Bu bağlamda; Güney Asya ve Marmara depreminde yaşanan hepimizin ders alması gereken iki enteresan olayı sizlerle paylaşmak istiyorum.

‘’Deprem sonrası oluşan dev dalgalar, İtalya’nın Milan takımında oynayan takımında oynayan ünlü futbolcu İnzaghi’nin, Maldiv adalarının Srilanka’ya en yakını olan Kihaadhuffaru Adası’nda kaldığı otele ulaşınca, ortalık birden ana, baba gününe döner. Zira can tatlı, herkes başı çaresine düşmüştür. Kimsenin kimseye bakacak hali kalmamıştır. Giderek yükselen sulardan korunmak için en yakınındaki palmiye ağacına tırmanmayı düşünen ünlü futbolcu İnzaghi, ‘’NE OLUR, BANA BİR MERDİVEN BULUN, NE İSTERSENİZ VERİRİM!’’ diye bağırır.

Ama nafile. Oradakiler her an ölümle yaşam arasında gidip gelmektedirler. Herkes canı derdine düşmüştür. İnzaghi’nin bir merdiven karşılığında vaat ettiği servet o an hiçbir şey ifade etmemektedir.

O gün orada yaşananlara şahit olan Kuşadalı Abdulgaffar Akay, bir başka İtalyan vatandaşının en pahalısı 20 bin dolar etmeyen bir tekne için 100 bin dolar vermeyi vaat ettiğini anlatır. Ne yazık ki o da teklif ettiği bu yüksek paraya rağmen karşılık bulamaz… Uzun yaşama arzusu genç ihtiyar herkesin doğasında var. Bunun için imkânı olan bu fırsatı kendi için kullanmaya çalışır. Çünkü dünya onun olsa, elindekini veripte kendisi biraz sonra ölüme yürüyecekse o malın, mülkün ne kıymeti kalır ki…

Buna benzer bir olayda Kocaeli depreminde yaşanmıştır. Maddi anlamda imkânları iyi olan, fakat çevresindeki insanlara biraz havadan bakan, onları aşağılayan bir vatandaş enkazın altında kalır. Ve başucuna gelen komşularına ‘’Kurtarın beni, kurtarın beni, ne isterseniz veririm!’’ diye haykırır… Ama nafile sıcağı sıcağına herkes kendi başı derdine düşmüştür… Resmi kurtarma ekiplerinde gelmesi zaman almıştır.

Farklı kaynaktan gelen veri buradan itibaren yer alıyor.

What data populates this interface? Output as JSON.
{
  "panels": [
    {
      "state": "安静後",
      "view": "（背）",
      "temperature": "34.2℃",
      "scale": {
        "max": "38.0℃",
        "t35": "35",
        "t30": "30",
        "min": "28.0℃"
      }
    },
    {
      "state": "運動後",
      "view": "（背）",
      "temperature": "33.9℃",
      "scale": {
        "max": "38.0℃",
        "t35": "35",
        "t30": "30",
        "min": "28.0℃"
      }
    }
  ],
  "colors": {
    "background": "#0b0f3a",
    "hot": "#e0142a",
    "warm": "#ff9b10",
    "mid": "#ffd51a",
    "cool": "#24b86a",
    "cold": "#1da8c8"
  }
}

Mal mülk, makam için bazen en yakın dostlarımızı kırabiliyoruz. Hâlbuki sahip olduğumuz malın, mülkün, makamın bir hiç olduğunu kimi zaman insan son nefeste ancak anlayabiliyor… Ama o zaman da belki iş işten geçiveriyor…

ÖZETİN ÖZETİ : Normal yaşamda insanlara tepeden bakan, hep BEN BEN diyen olası afetlerde yalnız kalır. Bunun aksine insanı insan olduğu için seven, değer veren, mütevazı olan ve BİZ BİZ diyen paranın da geçmediği zamanlarda yardım alır… Paranın, makamın geçmediğini şu Koranavirüs döneminde bir defa daha gözlemledik.